Oh beard! Space-Bard! What possessed you to do it? At night, at the ranch, were you tormented by the ethereal flapping of slack-jawed adolescents; dunces with biblical facial hair, doe eyes and sloganised tees? Did they reveal themselves to you, as Kenobi did to Luke on that Hoth glacier, raping your sense with the battering ram of indignation?
Had you asked me I’d have told you, for the virtues were clear enough, why not so much as a frame should be touched. I was there on that first day, back in May ’99, emaciated and half-mad, tripping over my own whiskers, having queued for half a year, lashed by the elements like some ancient coastline. I’d suffered the buggerings, the dysentery, the dependence on pain medication and charity; all for the chance to say I’d been there, to write myself into this history, and what I saw on that opening night changed my life. Oh George, you were bold! Bold as brass taps affixed to a milkmaid’s teats!

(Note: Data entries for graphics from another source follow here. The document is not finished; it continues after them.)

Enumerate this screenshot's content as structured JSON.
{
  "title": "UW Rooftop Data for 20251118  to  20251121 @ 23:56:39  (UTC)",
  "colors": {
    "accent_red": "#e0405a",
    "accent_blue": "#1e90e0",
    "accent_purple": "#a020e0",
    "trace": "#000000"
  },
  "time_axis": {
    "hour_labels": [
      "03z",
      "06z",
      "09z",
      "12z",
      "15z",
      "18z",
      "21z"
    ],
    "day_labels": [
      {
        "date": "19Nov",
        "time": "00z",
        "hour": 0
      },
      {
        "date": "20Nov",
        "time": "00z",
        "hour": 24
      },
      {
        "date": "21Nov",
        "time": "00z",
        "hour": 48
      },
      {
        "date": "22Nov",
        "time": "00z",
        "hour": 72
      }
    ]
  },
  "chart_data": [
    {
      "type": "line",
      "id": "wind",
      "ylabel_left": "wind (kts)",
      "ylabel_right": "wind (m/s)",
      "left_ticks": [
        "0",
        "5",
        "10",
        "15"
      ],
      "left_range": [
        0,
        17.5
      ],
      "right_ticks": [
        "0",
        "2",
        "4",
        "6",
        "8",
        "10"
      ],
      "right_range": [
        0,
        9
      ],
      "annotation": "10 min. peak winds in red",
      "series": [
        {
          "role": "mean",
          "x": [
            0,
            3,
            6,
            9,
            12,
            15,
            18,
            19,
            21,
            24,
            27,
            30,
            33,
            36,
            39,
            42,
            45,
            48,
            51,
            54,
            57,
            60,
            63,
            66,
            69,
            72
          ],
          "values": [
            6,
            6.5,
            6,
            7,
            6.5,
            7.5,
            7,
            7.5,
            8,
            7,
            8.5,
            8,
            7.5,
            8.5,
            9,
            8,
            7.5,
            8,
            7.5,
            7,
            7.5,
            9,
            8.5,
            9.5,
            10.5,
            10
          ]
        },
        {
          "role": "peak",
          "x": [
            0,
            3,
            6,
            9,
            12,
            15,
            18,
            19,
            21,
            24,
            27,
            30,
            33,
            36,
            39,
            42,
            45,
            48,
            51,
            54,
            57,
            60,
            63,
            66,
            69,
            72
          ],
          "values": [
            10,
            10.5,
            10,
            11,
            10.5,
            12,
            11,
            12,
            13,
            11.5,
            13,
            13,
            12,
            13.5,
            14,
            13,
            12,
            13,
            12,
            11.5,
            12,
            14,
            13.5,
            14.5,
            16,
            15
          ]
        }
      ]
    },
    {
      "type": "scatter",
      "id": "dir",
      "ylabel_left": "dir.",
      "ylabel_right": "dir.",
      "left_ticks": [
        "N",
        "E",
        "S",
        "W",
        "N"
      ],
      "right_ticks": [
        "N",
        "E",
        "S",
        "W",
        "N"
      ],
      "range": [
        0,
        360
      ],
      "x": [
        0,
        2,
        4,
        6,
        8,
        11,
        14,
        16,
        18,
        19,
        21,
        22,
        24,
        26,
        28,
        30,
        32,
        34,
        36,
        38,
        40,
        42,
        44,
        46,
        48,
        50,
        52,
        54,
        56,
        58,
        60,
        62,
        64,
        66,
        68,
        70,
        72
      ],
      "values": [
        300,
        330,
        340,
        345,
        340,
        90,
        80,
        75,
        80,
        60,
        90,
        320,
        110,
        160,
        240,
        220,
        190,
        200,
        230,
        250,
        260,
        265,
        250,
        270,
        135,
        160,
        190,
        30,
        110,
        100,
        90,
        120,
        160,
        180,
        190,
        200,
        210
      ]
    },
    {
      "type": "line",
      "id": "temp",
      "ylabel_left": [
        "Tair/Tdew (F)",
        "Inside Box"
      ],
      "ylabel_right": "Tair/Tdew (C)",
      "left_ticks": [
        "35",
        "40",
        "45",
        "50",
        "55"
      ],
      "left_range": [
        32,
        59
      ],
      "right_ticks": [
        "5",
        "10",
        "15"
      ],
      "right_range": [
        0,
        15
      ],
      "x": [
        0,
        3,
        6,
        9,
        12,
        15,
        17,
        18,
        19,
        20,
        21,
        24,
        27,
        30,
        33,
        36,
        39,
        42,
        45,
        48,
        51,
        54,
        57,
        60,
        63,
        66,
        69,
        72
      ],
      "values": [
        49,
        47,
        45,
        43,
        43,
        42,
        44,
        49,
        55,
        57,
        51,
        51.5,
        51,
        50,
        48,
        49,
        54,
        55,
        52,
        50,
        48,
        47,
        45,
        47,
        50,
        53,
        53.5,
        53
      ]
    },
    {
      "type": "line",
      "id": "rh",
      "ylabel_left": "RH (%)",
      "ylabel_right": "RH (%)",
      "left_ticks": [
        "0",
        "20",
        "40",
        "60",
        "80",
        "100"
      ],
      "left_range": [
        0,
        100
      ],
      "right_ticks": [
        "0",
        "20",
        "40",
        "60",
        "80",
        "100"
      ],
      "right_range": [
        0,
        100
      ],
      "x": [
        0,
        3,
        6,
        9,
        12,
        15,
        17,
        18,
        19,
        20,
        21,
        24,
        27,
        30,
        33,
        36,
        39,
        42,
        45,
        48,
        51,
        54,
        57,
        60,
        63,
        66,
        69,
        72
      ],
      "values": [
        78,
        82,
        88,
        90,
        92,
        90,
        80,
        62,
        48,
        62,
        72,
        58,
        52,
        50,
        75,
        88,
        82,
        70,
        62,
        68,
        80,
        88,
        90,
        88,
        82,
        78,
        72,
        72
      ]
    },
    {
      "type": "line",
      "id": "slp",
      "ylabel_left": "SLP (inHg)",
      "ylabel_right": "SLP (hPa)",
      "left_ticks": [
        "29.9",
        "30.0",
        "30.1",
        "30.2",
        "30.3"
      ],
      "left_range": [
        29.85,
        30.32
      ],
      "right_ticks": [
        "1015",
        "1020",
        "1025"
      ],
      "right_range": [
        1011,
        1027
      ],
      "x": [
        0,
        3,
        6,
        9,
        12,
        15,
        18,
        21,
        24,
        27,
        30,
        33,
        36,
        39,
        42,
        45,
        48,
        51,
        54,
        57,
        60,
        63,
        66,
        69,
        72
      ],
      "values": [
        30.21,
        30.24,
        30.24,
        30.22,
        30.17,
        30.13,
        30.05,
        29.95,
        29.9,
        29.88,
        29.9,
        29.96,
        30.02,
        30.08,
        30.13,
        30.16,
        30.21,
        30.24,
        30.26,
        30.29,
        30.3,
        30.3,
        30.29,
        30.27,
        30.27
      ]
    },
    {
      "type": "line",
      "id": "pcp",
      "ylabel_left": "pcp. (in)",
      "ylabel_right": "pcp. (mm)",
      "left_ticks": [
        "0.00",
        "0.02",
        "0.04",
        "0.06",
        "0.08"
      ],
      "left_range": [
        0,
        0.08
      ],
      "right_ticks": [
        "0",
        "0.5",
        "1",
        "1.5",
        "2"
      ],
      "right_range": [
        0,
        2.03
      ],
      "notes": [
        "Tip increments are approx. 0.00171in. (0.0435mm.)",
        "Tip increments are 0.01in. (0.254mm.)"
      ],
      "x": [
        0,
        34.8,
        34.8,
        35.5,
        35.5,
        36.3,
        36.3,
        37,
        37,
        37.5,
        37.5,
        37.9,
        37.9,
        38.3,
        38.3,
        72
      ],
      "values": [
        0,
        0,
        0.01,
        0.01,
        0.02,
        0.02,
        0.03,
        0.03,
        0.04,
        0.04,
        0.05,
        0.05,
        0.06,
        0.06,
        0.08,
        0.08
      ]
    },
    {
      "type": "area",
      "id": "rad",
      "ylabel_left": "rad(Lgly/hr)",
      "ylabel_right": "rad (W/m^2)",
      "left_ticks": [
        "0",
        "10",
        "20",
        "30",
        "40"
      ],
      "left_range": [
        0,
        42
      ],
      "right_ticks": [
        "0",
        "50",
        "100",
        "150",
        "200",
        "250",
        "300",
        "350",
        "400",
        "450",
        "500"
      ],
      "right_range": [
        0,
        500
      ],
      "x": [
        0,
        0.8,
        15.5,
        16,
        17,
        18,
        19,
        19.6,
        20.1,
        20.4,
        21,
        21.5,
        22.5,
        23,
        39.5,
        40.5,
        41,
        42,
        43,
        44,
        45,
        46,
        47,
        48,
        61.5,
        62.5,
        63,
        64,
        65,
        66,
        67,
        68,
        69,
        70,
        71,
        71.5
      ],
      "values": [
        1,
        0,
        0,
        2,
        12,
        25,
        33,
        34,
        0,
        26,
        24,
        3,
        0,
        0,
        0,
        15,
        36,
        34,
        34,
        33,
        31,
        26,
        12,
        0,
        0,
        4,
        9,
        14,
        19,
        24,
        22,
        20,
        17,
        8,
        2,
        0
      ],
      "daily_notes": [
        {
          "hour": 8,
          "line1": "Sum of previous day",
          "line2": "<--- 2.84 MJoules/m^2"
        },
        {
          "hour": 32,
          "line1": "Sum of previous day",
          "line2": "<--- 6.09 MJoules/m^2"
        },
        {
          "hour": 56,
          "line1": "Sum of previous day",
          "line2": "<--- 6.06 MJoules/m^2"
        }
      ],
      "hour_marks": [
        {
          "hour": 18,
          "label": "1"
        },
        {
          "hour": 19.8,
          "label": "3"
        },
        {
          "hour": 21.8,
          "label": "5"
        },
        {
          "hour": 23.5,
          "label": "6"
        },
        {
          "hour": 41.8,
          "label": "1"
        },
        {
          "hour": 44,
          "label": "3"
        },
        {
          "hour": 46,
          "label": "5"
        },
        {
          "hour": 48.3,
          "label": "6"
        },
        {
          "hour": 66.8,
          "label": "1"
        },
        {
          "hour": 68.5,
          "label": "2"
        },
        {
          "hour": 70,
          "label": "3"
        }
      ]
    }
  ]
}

No-one had used a fully autistic cast before. We were moved. Many in my row wept. In a stroke you’d pioneered a new technique, full immersion for the audience, allowing them to project their own characters onto blanks. For the first time we were psycho-active participants in the Star Wars universe. Because I knew you, knew your influences, I understood that The Phantom Menace was the realisation of twenty two years of studious reflection on film form – theories of space and movement that you’d studied under Lester Novros at USC. No teacher could have been more proud.
Those long wide angle shots in which your mannequins stood idle, beset by curiously un-alien Italian architecture; your humanoids rooted to the forest like the surrounding trees; yes, this was a break from the received wisdom of the past. The first three films had been enslaved to Hollywood convention; they had no claim to art. The compositions were so crude, so obvious, so intimate; the look so constructivist, so high-tech. Menace was a different beast – a movie without intrusive characterisation or bulk; a film in which everything was smooth and inert; a film we had time to study without unnecessary clutter or distraction; fortified with a sedate score that rendered those initially excitable audiences meditative and suggestible.
I despise Menace Redux. I hate its insufferable logic, its conspicuous schema; the simple matinee character-focused action, full of jeopardy and excitement. I loathe the fact I can remember every polished line, hum every leitmotif. What was opaque now has garish clarity. Where were the caricatures of Jews, Japs and Blacks that imbued the original narrative with such tension? Where was the scatology for toddlers still fixated on rectal refuse?
The daring thing about the 1999 film was its conscious identification with its audience and their filmmaking prowess. It mirrored their understanding of story structure, character and dialogue, subverting their expectation of something more professional. It’s the movie that said, “This is the film you’d have made, had you had Mr Lucas’s resources. Not because you’d have wanted to, but because you lack the ability to do otherwise. You can hardly complain if we’ve made the movie you’d have made yourself.” This new version plays like a filmmakers’ labour of love. The imprint left by my youth has been filled with Bungaroosh made from pixels and folly. Oh George, why?*
*The reviewer later learned that the remade movie was a mesmerist’s illusion. The above had been suggested by subliminal messages inserted into the interstices between foreground and background plates in an otherwise unremarkable 3D conversion.